The couple lined the walls of the shack with newspaper and flour glue. When the paper fell off, they slapped some more glue behind it and stuck it back on the wall. Newspaper was a good insulator. Having lived part of her life in the back of a car, her first real home was like a palace to Hazel and she treated it as such. She covered the dirt floors with lino and paper, which she could shake the dust out of or replace. Hazel put up rods and curtains across the corners of the bedroom to use as wardrobes. Their furniture came from the tip but it was scrubbed with kerosene and then washed down with soap and water. The bed base had no legs so they set it on four drums and bought a good second-hand mattress, pillows, one pair of sheets and a set of pillow cases. There was only one window in the house and Hazel hung up old sheets over the curtain rod as a curtain.
At the tip they found an enamel kerosene stove which had a tank alongside it and they used it for cooking and heating. Hazel scrubbed down a door, also brought back from the tip, which they rested on two drums and which did as a table. She made hand-sewed cushions for another four drums which served as their dining room chairs. After a few months of married life they splashed out on a second-hand red laminex table with four vinyl chairs even though they worried they were being a bit flash.

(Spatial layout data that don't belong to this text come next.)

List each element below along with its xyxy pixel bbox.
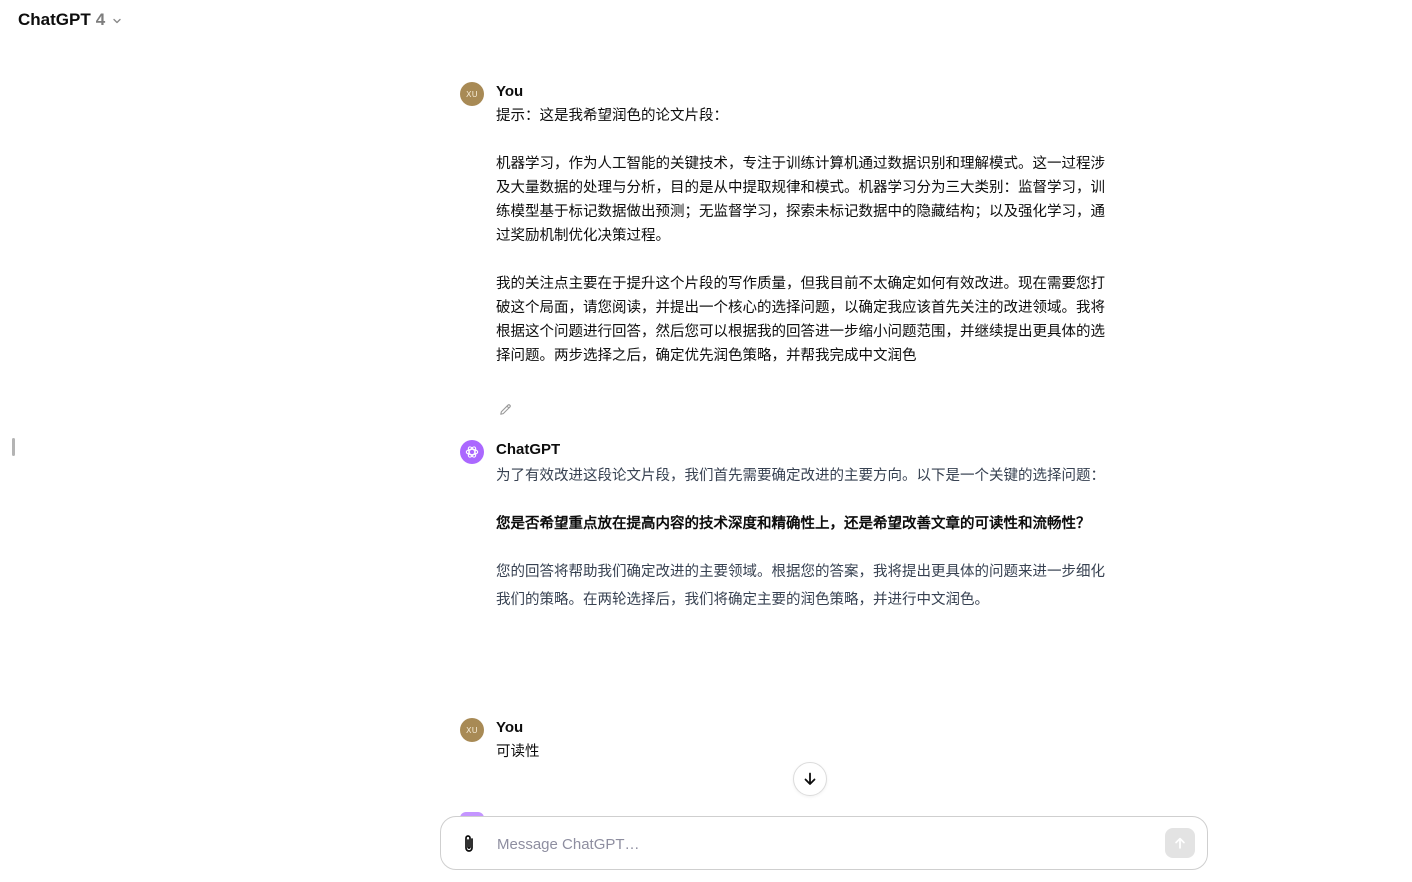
attach-file-button[interactable] — [457, 832, 481, 856]
model-name: ChatGPT — [18, 10, 91, 29]
message-paragraph: 我的关注点主要在于提升这个片段的写作质量，但我目前不太确定如何有效改进。现在需要… — [496, 276, 1105, 364]
user-avatar: XU — [460, 82, 484, 106]
send-button[interactable] — [1165, 828, 1195, 858]
message-body: 为了有效改进这段论文片段，我们首先需要确定改进的主要方向。以下是一个关键的选择问… — [496, 462, 1106, 614]
scroll-to-bottom-button[interactable] — [793, 762, 827, 796]
user-avatar: XU — [460, 718, 484, 742]
avatar-initials: XU — [466, 89, 478, 99]
message-paragraph: 您的回答将帮助我们确定改进的主要领域。根据您的答案，我将提出更具体的问题来进一步… — [496, 564, 1105, 608]
message-paragraph: 可读性 — [496, 744, 540, 760]
message-paragraph: 机器学习，作为人工智能的关键技术，专注于训练计算机通过数据识别和理解模式。这一过… — [496, 156, 1105, 244]
arrow-up-icon — [1173, 836, 1187, 850]
message-paragraph: 为了有效改进这段论文片段，我们首先需要确定改进的主要方向。以下是一个关键的选择问… — [496, 468, 1105, 484]
message-composer — [440, 816, 1208, 870]
pencil-icon[interactable] — [496, 400, 514, 418]
chevron-down-icon — [111, 15, 123, 27]
openai-logo-icon — [460, 440, 484, 464]
model-version: 4 — [95, 10, 106, 29]
message-input[interactable] — [495, 829, 1135, 859]
message-author: ChatGPT — [496, 441, 561, 458]
message-body: 可读性 — [496, 740, 1106, 764]
message-question: 您是否希望重点放在提高内容的技术深度和精确性上，还是希望改善文章的可读性和流畅性… — [496, 516, 1091, 532]
arrow-down-icon — [802, 771, 818, 787]
message-author: You — [496, 719, 524, 736]
message-author: You — [496, 83, 524, 100]
avatar-initials: XU — [466, 725, 478, 735]
message-paragraph: 提示：这是我希望润色的论文片段： — [496, 108, 728, 124]
paperclip-icon — [459, 833, 479, 855]
message-body: 提示：这是我希望润色的论文片段： 机器学习，作为人工智能的关键技术，专注于训练计… — [496, 104, 1106, 368]
sidebar-toggle-handle[interactable] — [12, 438, 15, 456]
model-selector[interactable]: ChatGPT 4 — [18, 8, 123, 32]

On the back verandah was a charcoal cooler in which they kept butter. It was a simple timber frame with charcoal-filled sides kept continually moist so the warm air drawn through the charcoal evaporated and thus cooled it down. It was about as basic as you could get and Hazel was amused decades later when the climate-change lobby took up the idea as something they had invented. They used powdered milk and bought meat as they needed it. Hazel was just thrilled when they could afford a second-hand fridge.

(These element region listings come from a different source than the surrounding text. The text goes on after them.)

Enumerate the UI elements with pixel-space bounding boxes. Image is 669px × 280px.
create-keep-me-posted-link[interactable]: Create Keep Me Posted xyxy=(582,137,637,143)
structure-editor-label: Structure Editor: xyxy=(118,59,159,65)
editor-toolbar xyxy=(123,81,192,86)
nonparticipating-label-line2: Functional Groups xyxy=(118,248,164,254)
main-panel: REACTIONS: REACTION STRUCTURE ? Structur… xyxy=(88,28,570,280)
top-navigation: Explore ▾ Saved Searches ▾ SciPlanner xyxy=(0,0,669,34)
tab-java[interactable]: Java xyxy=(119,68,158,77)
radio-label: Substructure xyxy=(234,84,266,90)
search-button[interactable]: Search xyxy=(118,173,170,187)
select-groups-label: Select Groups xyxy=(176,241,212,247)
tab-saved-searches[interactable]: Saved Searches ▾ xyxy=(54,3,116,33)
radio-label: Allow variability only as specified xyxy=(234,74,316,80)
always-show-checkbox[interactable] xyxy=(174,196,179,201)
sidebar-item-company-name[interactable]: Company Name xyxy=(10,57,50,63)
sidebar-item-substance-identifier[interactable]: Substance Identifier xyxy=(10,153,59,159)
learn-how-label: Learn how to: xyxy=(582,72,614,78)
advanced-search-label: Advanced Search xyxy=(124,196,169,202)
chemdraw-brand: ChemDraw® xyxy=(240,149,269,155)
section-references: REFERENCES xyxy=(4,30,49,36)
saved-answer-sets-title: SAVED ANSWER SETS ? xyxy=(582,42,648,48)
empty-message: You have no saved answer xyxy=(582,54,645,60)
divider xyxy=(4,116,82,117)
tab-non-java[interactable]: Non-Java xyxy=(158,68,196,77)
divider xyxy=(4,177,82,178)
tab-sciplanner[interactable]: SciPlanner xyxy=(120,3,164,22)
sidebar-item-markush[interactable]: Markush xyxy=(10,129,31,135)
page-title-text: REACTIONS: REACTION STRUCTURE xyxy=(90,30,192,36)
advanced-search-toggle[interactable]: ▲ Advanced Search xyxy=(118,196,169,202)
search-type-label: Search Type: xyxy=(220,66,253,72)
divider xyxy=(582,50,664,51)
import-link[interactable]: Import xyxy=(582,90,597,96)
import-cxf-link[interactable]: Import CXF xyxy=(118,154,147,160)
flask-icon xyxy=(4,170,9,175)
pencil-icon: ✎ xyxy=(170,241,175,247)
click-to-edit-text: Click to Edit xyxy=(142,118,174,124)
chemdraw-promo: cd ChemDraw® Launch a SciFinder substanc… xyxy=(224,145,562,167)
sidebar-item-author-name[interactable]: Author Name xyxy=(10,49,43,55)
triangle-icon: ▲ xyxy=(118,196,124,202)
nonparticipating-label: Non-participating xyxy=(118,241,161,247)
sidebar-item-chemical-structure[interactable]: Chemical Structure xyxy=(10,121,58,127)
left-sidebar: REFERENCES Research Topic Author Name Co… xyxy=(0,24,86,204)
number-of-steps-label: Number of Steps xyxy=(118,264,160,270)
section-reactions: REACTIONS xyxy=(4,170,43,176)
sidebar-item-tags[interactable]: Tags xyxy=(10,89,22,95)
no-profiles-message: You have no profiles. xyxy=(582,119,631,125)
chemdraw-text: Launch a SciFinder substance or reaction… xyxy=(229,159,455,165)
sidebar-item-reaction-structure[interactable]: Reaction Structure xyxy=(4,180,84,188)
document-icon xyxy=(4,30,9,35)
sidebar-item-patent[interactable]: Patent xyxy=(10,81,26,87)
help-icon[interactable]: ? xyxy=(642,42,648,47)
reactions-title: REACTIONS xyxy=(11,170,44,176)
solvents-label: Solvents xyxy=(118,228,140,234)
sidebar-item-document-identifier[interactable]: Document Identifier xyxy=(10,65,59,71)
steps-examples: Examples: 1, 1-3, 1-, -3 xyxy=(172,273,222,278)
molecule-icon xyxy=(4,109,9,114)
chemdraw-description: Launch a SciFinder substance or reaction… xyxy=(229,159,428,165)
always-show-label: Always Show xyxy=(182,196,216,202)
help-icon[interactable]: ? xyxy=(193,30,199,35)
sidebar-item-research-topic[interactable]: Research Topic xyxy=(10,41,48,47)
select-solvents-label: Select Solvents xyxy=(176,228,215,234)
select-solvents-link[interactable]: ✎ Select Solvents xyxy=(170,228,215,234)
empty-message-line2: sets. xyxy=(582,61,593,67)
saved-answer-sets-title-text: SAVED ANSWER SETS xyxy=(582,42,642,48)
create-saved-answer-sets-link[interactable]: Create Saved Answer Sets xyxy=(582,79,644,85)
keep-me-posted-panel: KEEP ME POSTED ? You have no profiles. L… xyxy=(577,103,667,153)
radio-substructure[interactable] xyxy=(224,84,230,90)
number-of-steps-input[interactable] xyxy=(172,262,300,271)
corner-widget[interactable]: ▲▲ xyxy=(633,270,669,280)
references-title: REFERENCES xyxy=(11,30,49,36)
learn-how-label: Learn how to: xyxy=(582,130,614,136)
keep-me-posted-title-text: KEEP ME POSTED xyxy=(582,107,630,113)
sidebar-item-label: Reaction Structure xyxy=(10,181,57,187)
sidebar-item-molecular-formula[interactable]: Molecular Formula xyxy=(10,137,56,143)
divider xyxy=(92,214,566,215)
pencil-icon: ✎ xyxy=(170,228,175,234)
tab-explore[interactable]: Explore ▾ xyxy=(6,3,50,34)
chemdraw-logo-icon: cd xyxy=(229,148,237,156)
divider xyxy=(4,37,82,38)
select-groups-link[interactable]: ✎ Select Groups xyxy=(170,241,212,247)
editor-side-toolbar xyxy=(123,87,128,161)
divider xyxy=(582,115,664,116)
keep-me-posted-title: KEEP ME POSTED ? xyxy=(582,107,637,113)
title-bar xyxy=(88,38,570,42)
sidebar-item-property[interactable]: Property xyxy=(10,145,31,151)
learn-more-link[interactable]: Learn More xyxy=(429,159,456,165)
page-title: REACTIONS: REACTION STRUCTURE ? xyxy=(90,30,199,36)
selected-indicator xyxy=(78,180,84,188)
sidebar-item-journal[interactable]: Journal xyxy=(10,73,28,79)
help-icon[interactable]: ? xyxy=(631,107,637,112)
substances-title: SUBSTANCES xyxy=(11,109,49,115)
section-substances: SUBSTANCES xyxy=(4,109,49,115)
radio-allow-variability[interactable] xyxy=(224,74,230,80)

It was probably the cleanest fibro shack in the country. Hazel loved keeping it spotless and cleaning everything. Visitors commented how it always smelt of polish. Outside, the small garden was bright with zinnias. The best thing was that she was so happy being with Bill and if that was how love felt, it was something very special. Bill loved taking care of his yo
ung bride and they slipped into married life easily. They were like kids playing at being grown-ups and it was fun.
Some evenings when they sat on the back verandah, resting after the meal that Hazel had lovingly made, she could smell the dry red soil as she breathed in deeply through her nose. It was as fragrant as any flowers and for the first time in her life, she felt that her soul was at peace. She was proud of what she had created with Bill. They liked being together in what felt like their little world. If only the outside wouldn’t intrude.
One person who never visited their new home was Dulcie. She could look down and see her daughter’s married home from the family’s cottage further up the hill but Hazel never invited her to come inside and Dulcie was far too proud to ask. However, there were times Hazel could feel her mother’s eyes on her even from that far away.
Dulcie hated losing control of her daughter and when Harry told her that a job had come up for a general hand at the aerodrome, she told him to ask Bill if he wanted it. It sounded easier than farm work and Bill accepted. Hazel even wondered — ever so fleetingly as it turned out — if Dulcie had softened because she was being nice to Bill. Some evenings after work at the hospital, Hazel and Bill even had dinner at the Court House Hotel where Dulcie worked. There were no takeaways in those days.